Whats the difference $().click(fn) vs $().bind(‘click’,fn)


I was working on some event handling and I came across something that I was not quite sure of. What is the different between the 2 following pieces of code.

$('#abc').click(function(){
});

$('#abc').bind('click',function(){
});

I did some searching and came across this explanation on Stack Overflow. Basically the answer was look at the source, so I did.
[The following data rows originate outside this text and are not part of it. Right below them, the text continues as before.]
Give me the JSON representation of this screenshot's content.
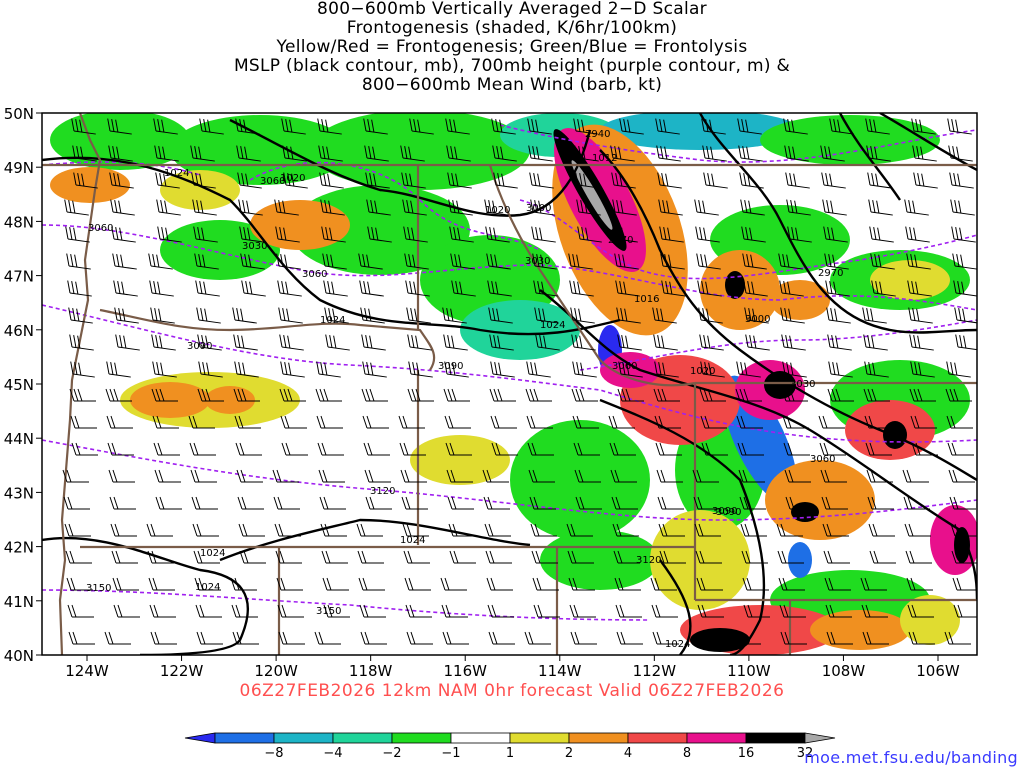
{
  "title_lines": [
    "800−600mb Vertically Averaged 2−D Scalar",
    "Frontogenesis (shaded, K/6hr/100km)",
    "Yellow/Red = Frontogenesis;  Green/Blue = Frontolysis",
    "MSLP (black contour, mb), 700mb height (purple contour, m) &",
    "800−600mb Mean Wind (barb, kt)"
  ],
  "lat_labels": [
    "50N",
    "49N",
    "48N",
    "47N",
    "46N",
    "45N",
    "44N",
    "43N",
    "42N",
    "41N",
    "40N"
  ],
  "lon_labels": [
    "124W",
    "122W",
    "120W",
    "118W",
    "116W",
    "114W",
    "112W",
    "110W",
    "108W",
    "106W"
  ],
  "mslp_labels": [
    "1024",
    "1020",
    "1020",
    "1012",
    "1016",
    "1024",
    "1024",
    "1020",
    "1024",
    "1024",
    "1024",
    "1024"
  ],
  "height_labels": [
    "3060",
    "3060",
    "3030",
    "3060",
    "3000",
    "2970",
    "2940",
    "3030",
    "3000",
    "3060",
    "3090",
    "3090",
    "3030",
    "3060",
    "3090",
    "3120",
    "3120",
    "3150",
    "3150",
    "2970",
    "3090"
  ],
  "valid_text": "06Z27FEB2026 12km NAM 0hr forecast Valid 06Z27FEB2026",
  "colorbar": {
    "labels": [
      "−8",
      "−4",
      "−2",
      "−1",
      "1",
      "2",
      "4",
      "8",
      "16",
      "32"
    ],
    "colors": [
      "#2a2af0",
      "#1e6fe6",
      "#1db4c6",
      "#20d49a",
      "#20dc20",
      "#ffffff",
      "#e0dc30",
      "#f09020",
      "#f04848",
      "#e8108c",
      "#000000",
      "#a8a8a8"
    ]
  },
  "credit": "moe.met.fsu.edu/banding"
}
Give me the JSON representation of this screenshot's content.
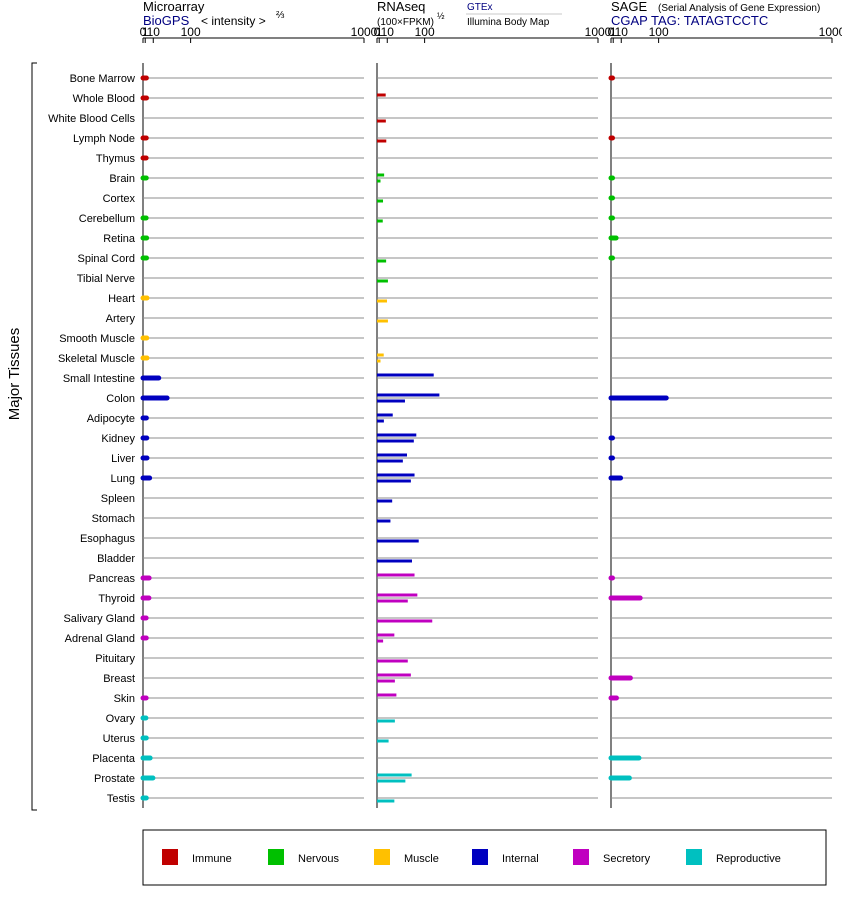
{
  "chart_data": {
    "type": "bar",
    "orientation": "horizontal",
    "y_group_label": "Major Tissues",
    "categories": [
      "Bone Marrow",
      "Whole Blood",
      "White Blood Cells",
      "Lymph Node",
      "Thymus",
      "Brain",
      "Cortex",
      "Cerebellum",
      "Retina",
      "Spinal Cord",
      "Tibial Nerve",
      "Heart",
      "Artery",
      "Smooth Muscle",
      "Skeletal Muscle",
      "Small Intestine",
      "Colon",
      "Adipocyte",
      "Kidney",
      "Liver",
      "Lung",
      "Spleen",
      "Stomach",
      "Esophagus",
      "Bladder",
      "Pancreas",
      "Thyroid",
      "Salivary Gland",
      "Adrenal Gland",
      "Pituitary",
      "Breast",
      "Skin",
      "Ovary",
      "Uterus",
      "Placenta",
      "Prostate",
      "Testis"
    ],
    "groups": [
      "Immune",
      "Immune",
      "Immune",
      "Immune",
      "Immune",
      "Nervous",
      "Nervous",
      "Nervous",
      "Nervous",
      "Nervous",
      "Nervous",
      "Muscle",
      "Muscle",
      "Muscle",
      "Muscle",
      "Internal",
      "Internal",
      "Internal",
      "Internal",
      "Internal",
      "Internal",
      "Internal",
      "Internal",
      "Internal",
      "Internal",
      "Secretory",
      "Secretory",
      "Secretory",
      "Secretory",
      "Secretory",
      "Secretory",
      "Secretory",
      "Reproductive",
      "Reproductive",
      "Reproductive",
      "Reproductive",
      "Reproductive"
    ],
    "group_colors": {
      "Immune": "#c00000",
      "Nervous": "#00c000",
      "Muscle": "#ffc000",
      "Internal": "#0000c0",
      "Secretory": "#c000c0",
      "Reproductive": "#00c0c0"
    },
    "scale": "intensity^(2/3)",
    "xticks": [
      0,
      1,
      10,
      100,
      1000
    ],
    "xlim": [
      0,
      1000
    ],
    "panels": [
      {
        "key": "microarray",
        "title": "Microarray",
        "source": "BioGPS",
        "unit": "< intensity >",
        "unit_exp": "⅔",
        "tick_labels": [
          "0",
          "1",
          "10",
          "100",
          "1000"
        ],
        "series": [
          {
            "name": "BioGPS",
            "values": [
              1.9,
              2.0,
              null,
              1.8,
              1.7,
              1.8,
              null,
              1.7,
              2.1,
              2.0,
              null,
              2.4,
              null,
              2.2,
              2.4,
              19,
              36,
              1.9,
              2.2,
              2.4,
              5.2,
              null,
              null,
              null,
              null,
              4.6,
              4.4,
              1.7,
              1.8,
              null,
              null,
              1.7,
              1.5,
              1.8,
              5.8,
              9.5,
              1.8
            ]
          }
        ]
      },
      {
        "key": "rnaseq",
        "title": "RNAseq",
        "unit": "(100×FPKM)",
        "unit_exp": "½",
        "legend_top": "GTEx",
        "legend_bottom": "Illumina Body Map",
        "tick_labels": [
          "0",
          "1",
          "10",
          "100",
          "1000"
        ],
        "series": [
          {
            "name": "GTEx",
            "values": [
              null,
              7.8,
              null,
              null,
              null,
              5.8,
              null,
              null,
              null,
              null,
              null,
              null,
              null,
              null,
              5.3,
              130,
              150,
              19,
              75,
              50,
              70,
              null,
              null,
              null,
              null,
              70,
              78,
              null,
              22,
              null,
              60,
              26,
              null,
              null,
              null,
              62,
              null
            ]
          },
          {
            "name": "Illumina Body Map",
            "values": [
              null,
              null,
              8.0,
              8.6,
              null,
              2.0,
              4.5,
              4.2,
              null,
              8.4,
              11,
              9.6,
              11,
              null,
              2.0,
              null,
              45,
              5.5,
              68,
              40,
              60,
              18,
              15,
              82,
              63,
              null,
              52,
              125,
              4.6,
              52,
              23,
              null,
              23,
              12,
              null,
              46,
              22
            ]
          }
        ]
      },
      {
        "key": "sage",
        "title": "SAGE",
        "subtitle": "(Serial Analysis of Gene Expression)",
        "tag_label": "CGAP TAG: TATAGTCCTC",
        "tick_labels": [
          "0",
          "1",
          "10",
          "100",
          "1000"
        ],
        "series": [
          {
            "name": "CGAP SAGE",
            "values": [
              0.05,
              null,
              null,
              0.05,
              null,
              0.03,
              0.03,
              0.03,
              3.5,
              0.03,
              null,
              null,
              null,
              null,
              null,
              null,
              125,
              null,
              0.05,
              0.05,
              9.0,
              null,
              null,
              null,
              null,
              0.05,
              48,
              null,
              null,
              null,
              26,
              3.9,
              null,
              null,
              45,
              24,
              null
            ]
          }
        ]
      }
    ]
  },
  "legend": [
    {
      "label": "Immune",
      "color": "#c00000"
    },
    {
      "label": "Nervous",
      "color": "#00c000"
    },
    {
      "label": "Muscle",
      "color": "#ffc000"
    },
    {
      "label": "Internal",
      "color": "#0000c0"
    },
    {
      "label": "Secretory",
      "color": "#c000c0"
    },
    {
      "label": "Reproductive",
      "color": "#00c0c0"
    }
  ]
}
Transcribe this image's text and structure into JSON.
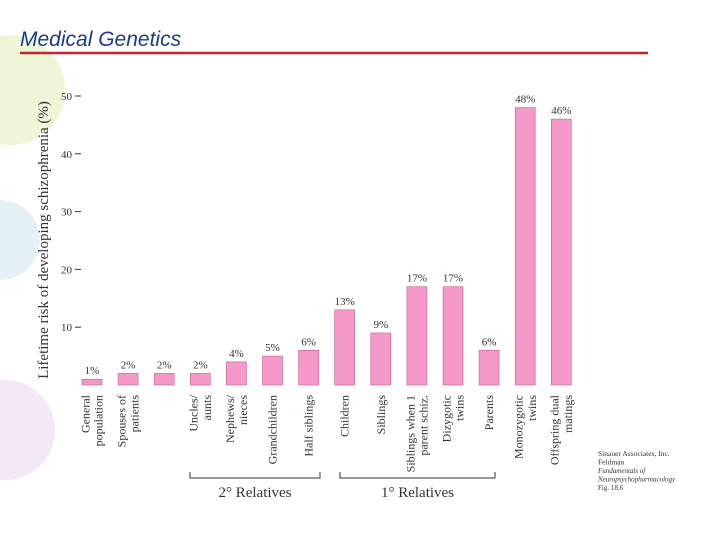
{
  "slide_title": "Medical Genetics",
  "chart_data": {
    "type": "bar",
    "ylabel": "Lifetime risk of developing schizophrenia (%)",
    "categories": [
      "General\npopulation",
      "Spouses of\npatients",
      null,
      "Uncles/\naunts",
      "Nephews/\nnieces",
      "Grandchildren",
      "Half siblings",
      "Children",
      "Siblings",
      "Siblings when 1\nparent schiz.",
      "Dizygotic\ntwins",
      "Parents",
      "Monozygotic\ntwins",
      "Offspring dual\nmatings"
    ],
    "values": [
      1,
      2,
      2,
      2,
      4,
      5,
      6,
      13,
      9,
      17,
      17,
      6,
      48,
      46
    ],
    "value_labels": [
      "1%",
      "2%",
      "2%",
      "2%",
      "4%",
      "5%",
      "6%",
      "13%",
      "9%",
      "17%",
      "17%",
      "6%",
      "48%",
      "46%"
    ],
    "color": "#f59ac8",
    "ylim": [
      0,
      50
    ],
    "yticks": [
      10,
      20,
      30,
      40,
      50
    ],
    "annotations": [
      "2° Relatives",
      "1° Relatives"
    ],
    "credit": [
      "Sinauer Associates, Inc.",
      "Feldman",
      "Fundamentals of",
      "Neuropsychopharmacology",
      "Fig. 18.6"
    ]
  }
}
If you look at the source for jQuery you will see the following code.










jQuery.each( ("blur focus focusin focusout load resize scroll unload click dblclick " +
"mousedown mouseup mousemove mouseover mouseout mouseenter mouseleave " +
"change select submit keydown keypress keyup error").split(" "), function( i, name ) {

// Handle event binding
jQuery.fn[ name ] = function( data, fn ) {
if ( fn == null ) {
fn = data;
data = null;
}

return arguments.length > 0 ?
this.bind( name, data, fn ) :
this.trigger( name );
};

if ( jQuery.attrFn ) {
jQuery.attrFn[ name ] = true;
}
});

Basically for every one of those short hand event names, it is calling bind. So really there is no difference, so then I started asking myself, should I ever call the shorthand? I know there probably is not a huge difference but there has to be some performance benefit to using bind right? What do you guys think?